Попытки соотнести глаголы с аффиксом цæй с вторичным имперфективом в славянских языках, однако, начинают давать сбои, как только их аспектуальная дистрибуция подвергается более тщательному рассмотрению. Примеры типа (27) действительно указывают на наличие у таких глаголов имперфективного (а именно, актуально-длительного, прогрессивного) прочтения. Фокусное время, задаваемое временным обстоятельством, представляет собой подынтервал времени ситуации, описываемой главной предикацией. Для перфектива такое взаиморасположение двух интервалов невозможно.
Однако предложения типа (26b) с аспектуальной точки зрения малоинформативны. Они указывают лишь на то, что при переводе можно использовать русский глагол несовершенного вида. Этого недостаточно, чтобы осетинскую предикацию можно было охарактеризовать как имперфективную. Чтобы уяснить, какова аспектуальная характеристика таких предложений, необходимо сделать фокусное время эксплицитным — так же, как в (27).
В этот момент мы обнаруживаем, что предикации, содержащие глаголы с цæй, совместимы не только с актуально-длительным, но и с перфективным прочтением. Рассмотрим (28)–(29):
(28) Залина куы æрба-цыд-и, уæд Алан с-цæй-фæлдæхт-и.
Залина когда PREF-идти-PST.3SG тогда Алан PREF-SJ-опрокидываться-PST.3SG
‘Когда вошла Залина, Алан чуть не упал’.
(29) Ӕз куы с-бад-тæн, уæд мæ къаба фæ-цæй-цъæл
я когда PREF-садиться-PST.1SG тогда 1SG юбка PFV-SJ-сломанный
ис.
становиться.PST.3SG
‘Когда я села, у меня чуть не помялась юбка’.

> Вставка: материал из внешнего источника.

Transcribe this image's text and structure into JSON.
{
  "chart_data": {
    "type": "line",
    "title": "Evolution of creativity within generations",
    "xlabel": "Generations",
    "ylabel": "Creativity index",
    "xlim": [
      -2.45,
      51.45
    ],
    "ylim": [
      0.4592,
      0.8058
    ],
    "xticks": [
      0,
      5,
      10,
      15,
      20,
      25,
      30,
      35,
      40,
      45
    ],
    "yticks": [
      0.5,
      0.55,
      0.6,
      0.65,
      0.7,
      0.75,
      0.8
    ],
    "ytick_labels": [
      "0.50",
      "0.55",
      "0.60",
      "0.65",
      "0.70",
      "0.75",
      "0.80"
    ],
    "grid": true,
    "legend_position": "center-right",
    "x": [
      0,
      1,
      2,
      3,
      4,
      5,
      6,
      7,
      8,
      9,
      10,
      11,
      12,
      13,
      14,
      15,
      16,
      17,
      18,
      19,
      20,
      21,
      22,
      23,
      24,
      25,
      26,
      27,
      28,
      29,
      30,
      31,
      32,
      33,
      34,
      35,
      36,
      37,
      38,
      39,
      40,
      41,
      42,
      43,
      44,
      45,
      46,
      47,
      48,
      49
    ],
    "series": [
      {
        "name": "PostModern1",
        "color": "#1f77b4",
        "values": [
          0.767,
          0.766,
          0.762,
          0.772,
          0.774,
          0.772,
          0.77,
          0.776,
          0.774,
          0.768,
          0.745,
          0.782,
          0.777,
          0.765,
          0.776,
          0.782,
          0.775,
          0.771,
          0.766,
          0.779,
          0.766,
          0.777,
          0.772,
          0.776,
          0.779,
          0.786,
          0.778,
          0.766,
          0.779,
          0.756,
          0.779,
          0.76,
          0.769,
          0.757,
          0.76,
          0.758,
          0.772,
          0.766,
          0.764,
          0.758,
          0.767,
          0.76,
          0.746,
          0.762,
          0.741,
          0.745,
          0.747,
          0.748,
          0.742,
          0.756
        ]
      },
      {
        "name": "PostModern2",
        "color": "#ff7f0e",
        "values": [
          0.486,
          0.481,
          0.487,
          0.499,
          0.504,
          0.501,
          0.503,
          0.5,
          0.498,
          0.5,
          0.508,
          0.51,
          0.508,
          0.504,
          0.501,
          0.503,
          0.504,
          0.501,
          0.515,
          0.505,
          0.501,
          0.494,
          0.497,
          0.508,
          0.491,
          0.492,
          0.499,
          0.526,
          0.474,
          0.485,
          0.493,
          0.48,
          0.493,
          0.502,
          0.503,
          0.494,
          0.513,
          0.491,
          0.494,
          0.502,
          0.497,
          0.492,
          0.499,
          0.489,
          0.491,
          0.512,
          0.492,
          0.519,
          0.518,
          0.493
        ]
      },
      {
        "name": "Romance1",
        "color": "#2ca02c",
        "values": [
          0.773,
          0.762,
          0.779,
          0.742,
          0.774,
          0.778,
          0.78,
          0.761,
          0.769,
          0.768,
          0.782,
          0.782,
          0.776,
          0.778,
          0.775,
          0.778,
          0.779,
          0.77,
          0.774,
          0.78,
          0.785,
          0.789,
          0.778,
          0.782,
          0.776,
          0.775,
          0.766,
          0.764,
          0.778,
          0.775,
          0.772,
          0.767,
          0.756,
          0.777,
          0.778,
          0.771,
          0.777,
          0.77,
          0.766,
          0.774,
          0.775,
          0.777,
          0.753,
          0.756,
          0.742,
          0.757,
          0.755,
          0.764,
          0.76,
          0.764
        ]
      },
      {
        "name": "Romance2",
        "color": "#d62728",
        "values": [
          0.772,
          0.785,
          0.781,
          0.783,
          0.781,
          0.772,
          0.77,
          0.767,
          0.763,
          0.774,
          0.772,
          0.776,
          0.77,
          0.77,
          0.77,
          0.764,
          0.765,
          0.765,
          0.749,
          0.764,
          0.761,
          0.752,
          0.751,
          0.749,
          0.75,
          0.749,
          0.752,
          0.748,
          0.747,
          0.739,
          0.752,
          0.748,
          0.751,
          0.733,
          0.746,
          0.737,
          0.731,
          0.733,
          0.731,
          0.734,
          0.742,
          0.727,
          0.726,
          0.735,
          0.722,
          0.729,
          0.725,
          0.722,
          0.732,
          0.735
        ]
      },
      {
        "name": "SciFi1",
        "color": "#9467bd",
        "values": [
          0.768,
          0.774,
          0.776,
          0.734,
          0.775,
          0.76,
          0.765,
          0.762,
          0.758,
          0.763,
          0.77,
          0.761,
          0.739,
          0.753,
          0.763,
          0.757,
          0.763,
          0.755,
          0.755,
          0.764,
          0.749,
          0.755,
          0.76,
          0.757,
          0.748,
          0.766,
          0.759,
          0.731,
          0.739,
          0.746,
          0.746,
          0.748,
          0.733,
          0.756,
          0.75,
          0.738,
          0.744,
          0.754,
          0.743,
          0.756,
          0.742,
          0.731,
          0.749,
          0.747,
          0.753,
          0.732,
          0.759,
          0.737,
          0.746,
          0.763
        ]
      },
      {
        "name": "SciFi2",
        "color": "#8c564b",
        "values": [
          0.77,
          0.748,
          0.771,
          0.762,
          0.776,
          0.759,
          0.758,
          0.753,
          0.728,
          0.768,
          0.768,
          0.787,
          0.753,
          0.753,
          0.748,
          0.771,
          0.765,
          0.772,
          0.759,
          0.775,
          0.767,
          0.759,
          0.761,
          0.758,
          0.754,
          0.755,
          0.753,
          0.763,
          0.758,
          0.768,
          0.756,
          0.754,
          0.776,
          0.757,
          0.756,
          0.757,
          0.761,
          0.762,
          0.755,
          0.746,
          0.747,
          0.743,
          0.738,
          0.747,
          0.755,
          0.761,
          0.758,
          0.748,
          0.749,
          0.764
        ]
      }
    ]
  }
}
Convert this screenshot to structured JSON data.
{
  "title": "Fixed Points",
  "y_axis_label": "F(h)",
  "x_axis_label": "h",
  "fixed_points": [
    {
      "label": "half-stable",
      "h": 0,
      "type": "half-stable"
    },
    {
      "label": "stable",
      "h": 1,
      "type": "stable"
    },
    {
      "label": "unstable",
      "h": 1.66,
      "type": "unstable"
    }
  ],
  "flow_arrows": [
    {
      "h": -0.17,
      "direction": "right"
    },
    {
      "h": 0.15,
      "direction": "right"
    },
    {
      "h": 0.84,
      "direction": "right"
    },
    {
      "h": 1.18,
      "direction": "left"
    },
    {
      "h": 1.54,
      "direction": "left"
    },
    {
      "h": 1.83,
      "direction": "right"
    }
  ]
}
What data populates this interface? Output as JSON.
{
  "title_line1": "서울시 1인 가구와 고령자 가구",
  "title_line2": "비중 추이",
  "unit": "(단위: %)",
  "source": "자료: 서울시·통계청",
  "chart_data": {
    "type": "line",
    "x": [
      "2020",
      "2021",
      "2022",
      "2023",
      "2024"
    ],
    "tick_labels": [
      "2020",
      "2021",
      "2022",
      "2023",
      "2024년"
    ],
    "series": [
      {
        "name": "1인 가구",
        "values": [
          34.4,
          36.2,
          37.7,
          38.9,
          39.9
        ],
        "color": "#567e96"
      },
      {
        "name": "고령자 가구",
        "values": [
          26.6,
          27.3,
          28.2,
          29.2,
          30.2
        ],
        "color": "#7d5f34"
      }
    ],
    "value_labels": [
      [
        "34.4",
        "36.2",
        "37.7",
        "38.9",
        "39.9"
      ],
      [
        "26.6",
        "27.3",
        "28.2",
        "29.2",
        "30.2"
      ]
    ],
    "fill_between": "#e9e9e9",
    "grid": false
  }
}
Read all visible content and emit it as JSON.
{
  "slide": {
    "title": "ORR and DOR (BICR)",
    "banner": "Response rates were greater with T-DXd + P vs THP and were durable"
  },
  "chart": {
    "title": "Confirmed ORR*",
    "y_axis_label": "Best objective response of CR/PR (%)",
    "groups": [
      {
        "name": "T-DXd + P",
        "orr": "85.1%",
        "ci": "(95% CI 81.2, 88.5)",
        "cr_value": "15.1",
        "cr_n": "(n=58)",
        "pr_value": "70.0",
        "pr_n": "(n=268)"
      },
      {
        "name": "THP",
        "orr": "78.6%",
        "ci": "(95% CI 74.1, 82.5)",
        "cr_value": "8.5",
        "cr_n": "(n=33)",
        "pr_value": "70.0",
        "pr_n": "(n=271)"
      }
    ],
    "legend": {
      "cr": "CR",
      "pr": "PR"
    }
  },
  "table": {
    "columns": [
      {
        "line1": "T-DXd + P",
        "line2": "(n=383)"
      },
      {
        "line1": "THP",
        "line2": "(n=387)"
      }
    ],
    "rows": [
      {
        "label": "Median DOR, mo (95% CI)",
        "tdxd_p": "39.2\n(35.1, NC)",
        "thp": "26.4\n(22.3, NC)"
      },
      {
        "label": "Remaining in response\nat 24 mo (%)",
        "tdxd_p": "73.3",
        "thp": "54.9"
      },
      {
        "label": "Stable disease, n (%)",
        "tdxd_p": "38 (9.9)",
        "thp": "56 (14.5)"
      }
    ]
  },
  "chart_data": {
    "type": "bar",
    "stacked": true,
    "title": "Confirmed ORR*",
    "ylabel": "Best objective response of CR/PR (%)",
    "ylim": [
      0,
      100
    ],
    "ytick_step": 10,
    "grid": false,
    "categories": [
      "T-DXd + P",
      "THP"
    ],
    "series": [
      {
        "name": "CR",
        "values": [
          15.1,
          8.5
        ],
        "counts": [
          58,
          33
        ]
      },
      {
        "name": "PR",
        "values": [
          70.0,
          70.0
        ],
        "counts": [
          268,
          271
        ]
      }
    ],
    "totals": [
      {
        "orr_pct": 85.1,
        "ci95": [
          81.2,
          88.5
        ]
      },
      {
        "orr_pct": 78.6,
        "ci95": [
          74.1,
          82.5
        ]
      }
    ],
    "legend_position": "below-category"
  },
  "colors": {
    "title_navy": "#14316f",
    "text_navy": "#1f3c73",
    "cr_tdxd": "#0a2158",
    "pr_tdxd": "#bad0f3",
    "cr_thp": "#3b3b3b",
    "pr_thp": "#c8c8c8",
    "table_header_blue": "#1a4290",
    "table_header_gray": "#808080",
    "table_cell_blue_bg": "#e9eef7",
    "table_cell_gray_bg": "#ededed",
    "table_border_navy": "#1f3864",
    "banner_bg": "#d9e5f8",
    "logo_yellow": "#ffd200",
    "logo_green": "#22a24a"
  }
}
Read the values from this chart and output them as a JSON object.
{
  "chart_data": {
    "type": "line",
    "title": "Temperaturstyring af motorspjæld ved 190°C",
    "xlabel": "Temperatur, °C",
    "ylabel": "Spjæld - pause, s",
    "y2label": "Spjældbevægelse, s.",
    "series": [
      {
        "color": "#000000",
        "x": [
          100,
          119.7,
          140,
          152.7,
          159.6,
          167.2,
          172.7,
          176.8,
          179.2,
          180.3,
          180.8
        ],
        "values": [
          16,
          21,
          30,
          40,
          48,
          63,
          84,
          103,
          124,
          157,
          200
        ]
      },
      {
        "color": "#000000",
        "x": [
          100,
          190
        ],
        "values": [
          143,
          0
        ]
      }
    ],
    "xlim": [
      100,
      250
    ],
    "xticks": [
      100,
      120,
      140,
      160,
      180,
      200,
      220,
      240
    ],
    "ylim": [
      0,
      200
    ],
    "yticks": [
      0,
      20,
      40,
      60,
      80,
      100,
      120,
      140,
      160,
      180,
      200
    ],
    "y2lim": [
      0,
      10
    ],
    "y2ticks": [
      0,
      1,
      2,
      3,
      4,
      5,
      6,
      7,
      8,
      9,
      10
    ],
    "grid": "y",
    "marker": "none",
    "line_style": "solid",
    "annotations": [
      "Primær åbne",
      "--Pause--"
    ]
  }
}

Как в (28), так и в (29) время, задаваемое обстоятельством (‘когда вошла Залина’ и ‘когда я села’), не вкладывается во время ситуации, а предшествует ему. Именно такое взаиморасположение интервалов возникает в том случае, когда главная клауза интерпретируется перфективно. Материал, который показывает А. А. Левитская, также изобилует примерами этого типа. В частности, в (30) и (31) формы с цæй возглавляют клаузы, которые встраиваются в нарративную последовательность, где описываемые ситуации следуют во времени одна за другой и не пересекаются.
(30) Раззæг-тæ фæ-цæй-згъордт-ой тел-ы тыхтон-ы рдæм…
передний-PL PREF-SJ-бежать-PST.3SG проволока-GEN связка-GEN в.сторону
‘Передние побежали было к козлам, опутанным проволокой, {но Главан перехватил их и направил в проход в заграждении}’ [Левитская 2004].
(31) … фæллад с-уадз-ын-ы фæстæ æндæр æфсæддон хай-мæ
усталый PREF-оставлять-INF-GEN после другой военный часть-ALL
фæ-цæй-хаудт-æн…
PREF-SJ-падать-PST.1SG
{Потом мне отпуск дали,} после отпуска я чуть не попала в другую часть, {но упросила коменданта, и он меня устроил в эшелон к нашим}’ [Левитская 2004].
Таким образом, вывод об имперфективности глаголов с цæй следует признать слишком поспешным. По всей видимости, его возникновение — это следствие ложного представления об имперфективности как средстве выражения «незавершенности действия». Действительно, формы с цæй указывают на то, что результирующее состояние в актуальном мире не достигается. Сам по себе этот семантический компонент, однако, совместим с любым видовым ракурсом — как с перфективным, так и с актуально-длительным.
В русском языке предложение в (32а) описывает кульминирующее событие, при осуществлении которого начинает иметь место результирующее состояние ‘письмо написано’. Предложения в (32b) и (32c) объединяет то, что в обоих случаях кульминация в актуальном мире не наступает. Однако (32b) имперфективно, а (32c) перфективно. В (32c) фокусное время включает в себя время собственной части написания письма.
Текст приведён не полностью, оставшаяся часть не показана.